Module Check: Quality, Testing & Debugging
This module has made one argument, nine different ways: when you build with AI, you are responsible for everything. The AI is a powerful tool. Tools do not carry responsibility — builders do. This check consolidates the core concepts, tests your reasoning across all nine lessons, and closes with a capstone task that asks you to demonstrate the integrated habit of mind this module has been building.
Flashcards — click each card to reveal the answer
A student ships a login feature without testing it because 'the AI generated it and it looks fine.' Two weeks later, users with email addresses containing a plus sign cannot log in. Which principle did the student violate?
Which of the following best describes what makes a test a strong test?
A developer prints a variable's value inside a function and confirms it is correct, but the value is wrong when the caller uses it. What does this tell you about where the bug is?
An AI-generated function uses the line: query = 'SELECT * FROM orders WHERE id = ' + order_id. Which single change eliminates the entire class of vulnerability this creates?
A developer's codebase has 100% test coverage but still ships with a critical bug. How is this possible?
An AI assistant claims, with apparent confidence, that library.fetchUser(id) is the correct method to call. You have never used this library before. What is the mandatory next step?
The nine lessons in this module describe one integrated practice: before you ship anything, ask — does this do what I intended, for all the inputs it will actually receive, securely, at the performance level users require, and is that claim backed by a test that would fail if it were wrong?
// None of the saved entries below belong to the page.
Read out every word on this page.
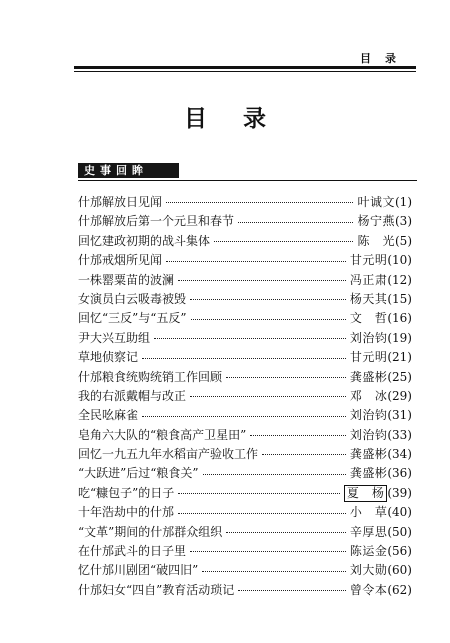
目录
目录
史事回眸
什邡解放日见闻	叶诚文 (1)
什邡解放后第一个元旦和春节	杨宁燕 (3)
回忆建政初期的战斗集体	陈　光 (5)
什邡戒烟所见闻	甘元明 (10)
一株罂粟苗的波澜	冯正肃 (12)
女演员白云吸毒被毁	杨天其 (15)
回忆“三反”与“五反”	文　哲 (16)
尹大兴互助组	刘治钧 (19)
草地侦察记	甘元明 (21)
什邡粮食统购统销工作回顾	龚盛彬 (25)
我的右派戴帽与改正	邓　冰 (29)
全民吆麻雀	刘治钧 (31)
皂角六大队的“粮食高产卫星田”	刘治钧 (33)
回忆一九五九年水稻亩产验收工作	龚盛彬 (34)
“大跃进”后过“粮食关”	龚盛彬 (36)
吃“糠包子”的日子	夏　杨 (39)
十年浩劫中的什邡	小　草 (40)
“文革”期间的什邡群众组织	辛厚思 (50)
在什邡武斗的日子里	陈运金 (56)
忆什邡川剧团“破四旧”	刘大勋 (60)
什邡妇女“四自”教育活动琐记	曾令本 (62)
The AI cannot answer that question for you. You can.
Full-Spectrum Audit
- This capstone task integrates every dimension covered in this module. Budget 30-45 minutes.
- Step 1 — Generate: Ask an AI to build a small feature of meaningful complexity: a function that accepts a user's date of birth (as a string), validates it, calculates their current age in years, and returns a JSON object containing the age and whether the user is eligible for an 'adult' tier (18+). Ask the AI to include basic error handling.
- Step 2 — Test (Lesson 2): Before reading the code deeply, write six test cases: a normal adult user, a user born today, a user born on a leap day, an invalid date string, a date far in the future, and a null/empty input. Run all six and record pass/fail.
- Step 3 — Debug (Lessons 3 & 4): For any failing test, apply the systematic method: read the full error, identify the error type, locate the origin in the stack trace, form a hypothesis, make one targeted change, confirm the fix.
- Step 4 — Review (Lessons 5 & 9): Apply the seven-category review checklist. Write one observation per category. Write full three-part review comments (What / Why / How) for every finding rated P1.
- Step 5 — Security (Lesson 6): Does any part of this function accept the date string and use it in a way that could be exploited? Is any date, timezone, or locale assumption hardcoded? Document your findings.
- Step 6 — Performance (Lesson 7): What is the time complexity of this function? Is it appropriate for a function that might be called 100 times per second for many users? State your reasoning.
- Step 7 — AI Verification (Lesson 8): Find one thing the AI stated or assumed confidently that you had to verify externally. What was it? Was it correct?
- Step 8 — Reflect: Write three sentences: what the AI got right, what you had to fix or improve, and what this exercise reveals about your role as a builder.